System and software safety in electronic systems is becoming increasingly central in many industries. Industries are heading towards more and more connected and advanced software-intensive systems. Many organization face the same kind of challenges thus sharing experience is essential.
The conference is organized by Addalot and ICES (KTH) and has become the central meeting place for Scandinavian safety experts from different industries. It is an opportunity to share experiences and make new contacts. There will be an overview day, this year with four keynote speeches. The second day includes parallel sessions with in-depth workshops and tutorials about different challenges, techniques, standards and methods. As for the previous years, we anticipate a healthy mixture of participants and presentations from different industries and academia
What do You want to share with fellow safety experts of Scandinavia?
You are invited to submitting proposals for for presentations, workshops or tutorials!
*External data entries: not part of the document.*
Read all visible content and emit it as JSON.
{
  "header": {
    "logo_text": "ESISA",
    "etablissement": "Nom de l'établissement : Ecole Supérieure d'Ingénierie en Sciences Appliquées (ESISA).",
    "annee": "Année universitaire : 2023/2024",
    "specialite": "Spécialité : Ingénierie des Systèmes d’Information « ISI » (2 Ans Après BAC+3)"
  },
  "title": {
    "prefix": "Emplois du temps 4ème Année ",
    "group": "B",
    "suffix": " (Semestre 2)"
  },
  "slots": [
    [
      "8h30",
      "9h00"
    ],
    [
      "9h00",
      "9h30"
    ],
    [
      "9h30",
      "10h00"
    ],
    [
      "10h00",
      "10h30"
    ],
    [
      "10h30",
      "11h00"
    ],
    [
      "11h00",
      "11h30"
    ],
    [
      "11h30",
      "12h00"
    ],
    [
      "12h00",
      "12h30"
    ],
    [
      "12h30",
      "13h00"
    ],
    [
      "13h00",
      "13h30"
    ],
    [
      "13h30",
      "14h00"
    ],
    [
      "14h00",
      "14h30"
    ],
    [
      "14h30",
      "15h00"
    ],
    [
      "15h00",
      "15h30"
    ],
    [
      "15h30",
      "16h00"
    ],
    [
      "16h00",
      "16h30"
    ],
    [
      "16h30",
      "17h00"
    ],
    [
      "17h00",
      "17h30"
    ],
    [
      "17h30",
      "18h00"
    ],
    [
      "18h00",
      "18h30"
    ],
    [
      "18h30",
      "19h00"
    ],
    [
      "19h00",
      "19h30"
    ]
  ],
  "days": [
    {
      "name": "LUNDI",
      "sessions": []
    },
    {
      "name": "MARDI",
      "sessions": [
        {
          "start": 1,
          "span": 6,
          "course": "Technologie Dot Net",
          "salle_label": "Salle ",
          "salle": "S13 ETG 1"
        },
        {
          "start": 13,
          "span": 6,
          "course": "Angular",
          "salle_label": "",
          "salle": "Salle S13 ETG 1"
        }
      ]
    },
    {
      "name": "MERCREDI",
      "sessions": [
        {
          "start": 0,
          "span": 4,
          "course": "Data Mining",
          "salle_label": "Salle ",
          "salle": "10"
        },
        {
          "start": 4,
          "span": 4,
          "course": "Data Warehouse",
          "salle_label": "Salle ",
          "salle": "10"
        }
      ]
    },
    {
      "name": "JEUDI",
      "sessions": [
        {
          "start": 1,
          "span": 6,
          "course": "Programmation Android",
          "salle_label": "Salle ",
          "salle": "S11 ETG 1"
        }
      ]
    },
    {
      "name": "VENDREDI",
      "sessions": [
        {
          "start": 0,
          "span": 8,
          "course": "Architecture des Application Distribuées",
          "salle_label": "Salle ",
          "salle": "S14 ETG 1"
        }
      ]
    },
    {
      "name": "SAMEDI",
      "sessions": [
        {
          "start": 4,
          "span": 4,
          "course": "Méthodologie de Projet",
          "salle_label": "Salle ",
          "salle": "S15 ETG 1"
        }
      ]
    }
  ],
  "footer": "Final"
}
Deadline for proposals: Thursday 23 May 2019 (just been extended)
Please check past conferences for previous conference details
By Dr David Pumfrey, York University
Exactly 20 years ago, Dr Pumfrey published his thesis – “The Principled Design of Computer System Safety Analyses”. In the thesis, he proposed a set of principles for safety analysis methods. In this talk, Dr Pumfrey will reconsider his thesis. He will look at whether research and developments in the industry have validated these ideas, reflect on how progress has been and conclude the talk by reformulating some of the principles he proposed 20 years ago as more general statements of challenges that he believe the safety critical systems and software industries must still address over the coming decade.
Dr David Pumfrey is a Lecturer in Safety Critical Systems Engineering in the Department of Computer Science at the University of York, UK. He began his career in the automotive industry, developing and assessing safety-critical software for in-vehicle and manufacturing control applications. David has more than 20 years’ experience in combined research and teaching in a very industry-focused lectureship, spending much of his time on-site with companies working in safety-critical sectors including railways, aviation, healthcare and the automotive industry. He has also been independent quality auditor and examiner for System Safety courses provided to the UK Ministry of Defence.
By Nick McDonald, Trinity College Dublin
The current technology revolution is quite unlike the last. However, experience is often of opacity of real system functioning, new, often hidden, interdependencies, unfamiliar roles and pressures, and/or an overwhelming torrent of information. Challenges can occur at different levels e.g.: unanticipated consequences of a technical fix; lack of transparency of operational risk; chronic increasing demand, safety and environmental impact to meet stringent new targets. While regulation and governance of risk and safety increasingly aspire to be systemic, proactive, performance and change oriented, it is difficult to get beyond a predominantly compliance framework. Furthermore, system design lacks the capacity to fully project a system-of-systems from a valid operational point of view. Is this an insoluble ‘wicked problem’ due to the intractability of operational complexity, and inherent inability to manage apparently spontaneous processes of social adaptation? On the other hand, maybe these new technologies can themselves create the opportunities to change the ‘rules of the game’ of operational risk governance and ‘system design for operations’ potentially transforming how we manage the system lifecycle.
Nick McDonald is Adjunct Associate Professor in the School of Psychology in Trinity College Dublin and, until recently, Director of the Centre for Innovative Human Systems and course director for an on-line Master’s program in Managing Risk and System Change. He has many years of research on safety in aviation, road transport, emergency services, manufacturing, construction and health care. Through a series of European collaborative RTD projects, he has pioneered a distinctive systemic approach to design, governance and change in operational systems; he is currently transforming this research into practical and innovative tools and methods for industry and services.